Paz
Ouvir-te o pairar não posso
Nem mesmo com o olhar te alcanço;
Reconheço-te o aroma de ostra fresca e inerme.
Degustar-te o fino sabor? Nem me lanço!
Sinto-te, não minto, sem captar-te a epiderme.
Temperas-me o percurso ensolarado
Aos aposentos sombrios adornas as ribadas
Anestesias-me, das batalhas, as sangradas
Teu pisar manso, salvado ao marolear das ondas,
Atenua da trupe os cascos e os clarins das rondas.
Não te enxergo a face, não te ouço,
Não te espiro nem degusto-te o gosto
Mas me extasia a ausência do teu murmurinho,
Encanta-me o balançar mansinho,
Da traineira, em teus braços, mirando-te o rosto.

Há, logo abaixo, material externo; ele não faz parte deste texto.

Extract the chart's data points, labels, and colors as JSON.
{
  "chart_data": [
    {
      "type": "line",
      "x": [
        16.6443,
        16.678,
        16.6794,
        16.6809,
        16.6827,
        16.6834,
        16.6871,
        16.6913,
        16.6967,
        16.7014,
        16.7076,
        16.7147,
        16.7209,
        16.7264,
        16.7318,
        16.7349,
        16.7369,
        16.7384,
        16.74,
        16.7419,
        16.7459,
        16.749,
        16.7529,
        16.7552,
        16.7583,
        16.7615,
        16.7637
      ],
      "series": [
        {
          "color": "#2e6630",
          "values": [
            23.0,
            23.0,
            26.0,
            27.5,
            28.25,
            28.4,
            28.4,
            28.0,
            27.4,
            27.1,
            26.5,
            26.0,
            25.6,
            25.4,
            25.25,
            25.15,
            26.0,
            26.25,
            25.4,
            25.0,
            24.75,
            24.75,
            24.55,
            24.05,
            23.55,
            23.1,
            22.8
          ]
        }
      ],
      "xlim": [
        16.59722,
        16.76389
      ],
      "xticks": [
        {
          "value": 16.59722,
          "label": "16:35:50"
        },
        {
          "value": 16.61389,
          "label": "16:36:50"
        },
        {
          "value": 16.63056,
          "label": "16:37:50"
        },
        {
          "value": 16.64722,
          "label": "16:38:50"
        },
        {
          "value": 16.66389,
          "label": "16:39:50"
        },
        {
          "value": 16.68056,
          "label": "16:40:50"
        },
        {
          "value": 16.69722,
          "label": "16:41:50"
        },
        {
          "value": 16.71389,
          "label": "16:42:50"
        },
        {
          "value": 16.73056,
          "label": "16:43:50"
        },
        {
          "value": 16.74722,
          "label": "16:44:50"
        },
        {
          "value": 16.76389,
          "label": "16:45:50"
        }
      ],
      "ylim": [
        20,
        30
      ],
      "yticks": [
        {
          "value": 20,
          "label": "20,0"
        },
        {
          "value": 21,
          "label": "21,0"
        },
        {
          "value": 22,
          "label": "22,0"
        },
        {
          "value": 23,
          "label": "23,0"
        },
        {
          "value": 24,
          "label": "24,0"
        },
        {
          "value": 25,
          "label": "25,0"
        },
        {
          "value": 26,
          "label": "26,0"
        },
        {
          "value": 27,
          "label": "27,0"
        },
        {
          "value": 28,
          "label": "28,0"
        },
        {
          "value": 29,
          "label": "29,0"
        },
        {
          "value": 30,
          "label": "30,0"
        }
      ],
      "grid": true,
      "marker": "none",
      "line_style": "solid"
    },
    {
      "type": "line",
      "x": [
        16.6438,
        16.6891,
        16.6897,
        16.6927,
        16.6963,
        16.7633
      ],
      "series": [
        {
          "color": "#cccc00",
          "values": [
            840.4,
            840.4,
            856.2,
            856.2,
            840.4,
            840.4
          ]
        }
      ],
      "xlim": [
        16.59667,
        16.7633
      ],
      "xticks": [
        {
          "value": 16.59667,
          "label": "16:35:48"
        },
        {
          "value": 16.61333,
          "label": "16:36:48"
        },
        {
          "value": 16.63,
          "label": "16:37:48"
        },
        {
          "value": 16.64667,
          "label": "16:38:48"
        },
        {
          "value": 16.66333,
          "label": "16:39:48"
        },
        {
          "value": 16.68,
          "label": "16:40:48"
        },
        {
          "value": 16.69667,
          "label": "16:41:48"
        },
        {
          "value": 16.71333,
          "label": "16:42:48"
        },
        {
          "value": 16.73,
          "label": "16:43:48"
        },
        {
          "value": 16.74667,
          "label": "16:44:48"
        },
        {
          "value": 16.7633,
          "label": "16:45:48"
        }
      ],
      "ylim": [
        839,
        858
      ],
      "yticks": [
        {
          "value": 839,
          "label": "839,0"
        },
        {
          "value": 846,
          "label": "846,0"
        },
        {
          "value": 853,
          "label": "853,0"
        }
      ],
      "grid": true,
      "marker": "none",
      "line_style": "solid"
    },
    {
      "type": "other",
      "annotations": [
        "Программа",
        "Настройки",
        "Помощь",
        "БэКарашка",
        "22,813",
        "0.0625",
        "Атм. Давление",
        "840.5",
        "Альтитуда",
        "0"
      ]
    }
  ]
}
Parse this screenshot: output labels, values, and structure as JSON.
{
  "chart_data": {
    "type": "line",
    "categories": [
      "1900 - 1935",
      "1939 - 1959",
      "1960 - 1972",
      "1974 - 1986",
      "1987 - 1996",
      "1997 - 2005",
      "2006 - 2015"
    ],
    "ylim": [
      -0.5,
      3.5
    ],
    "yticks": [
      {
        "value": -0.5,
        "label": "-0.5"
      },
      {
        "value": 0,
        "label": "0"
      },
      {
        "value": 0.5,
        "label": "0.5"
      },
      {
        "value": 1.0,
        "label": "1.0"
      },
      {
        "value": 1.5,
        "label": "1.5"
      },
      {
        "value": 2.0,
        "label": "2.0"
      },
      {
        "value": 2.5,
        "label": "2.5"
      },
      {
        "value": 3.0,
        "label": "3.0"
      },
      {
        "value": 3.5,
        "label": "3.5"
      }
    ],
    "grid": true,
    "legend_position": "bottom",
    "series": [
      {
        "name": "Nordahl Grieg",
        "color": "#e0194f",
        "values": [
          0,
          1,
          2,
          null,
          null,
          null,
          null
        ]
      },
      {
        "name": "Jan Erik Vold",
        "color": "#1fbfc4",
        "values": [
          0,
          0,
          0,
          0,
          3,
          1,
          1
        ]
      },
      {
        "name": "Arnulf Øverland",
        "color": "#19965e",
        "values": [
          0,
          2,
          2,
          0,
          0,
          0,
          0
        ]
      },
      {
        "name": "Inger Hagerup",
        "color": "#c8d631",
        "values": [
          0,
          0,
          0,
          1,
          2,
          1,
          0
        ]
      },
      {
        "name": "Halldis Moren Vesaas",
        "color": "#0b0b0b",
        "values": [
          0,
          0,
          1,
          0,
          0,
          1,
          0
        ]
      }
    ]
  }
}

Quando estás, pesca, indolente, a gaivota,
Espreguiçando-se, o entardecer beija o crepúsculo,
Da densa noite só o estrelado se nota.
Em teu alvo manto, onde não vige derrota,
Se o poder não o amarrota, o penar faz-se minúsculo.
Porém, se presente não te encorpas,
Arquivas em reminiscências o decor: Paz ausente....
Daí, tua falta te põe em alta e saltas às retinas...
Nas tropas em marcha, ouço teu aulido plangente...
Ao desabrido das atitudes vais-te... declinas...
Vai-te e faz-se o ranger dos gonzos, dos ferros!
Envenenam-te, do ódio, da inveja e da vingança, as toxinas,
Aos quadrantes ouço-te os soluços e os berros.
Então, devoro-te o amargor da ausência,
Vislumbro-te no sol que já não iluminas.
Reconheço-te perdida, ferida... pura carência!
Recomeço a sonhar... novo raiar do peito arranco!
E então, refugiado no albor da tua essência
Sonho-te colorindo-me o breu com pétalas pequeninas
De luz, de azul e de branco... De branco do mais branco!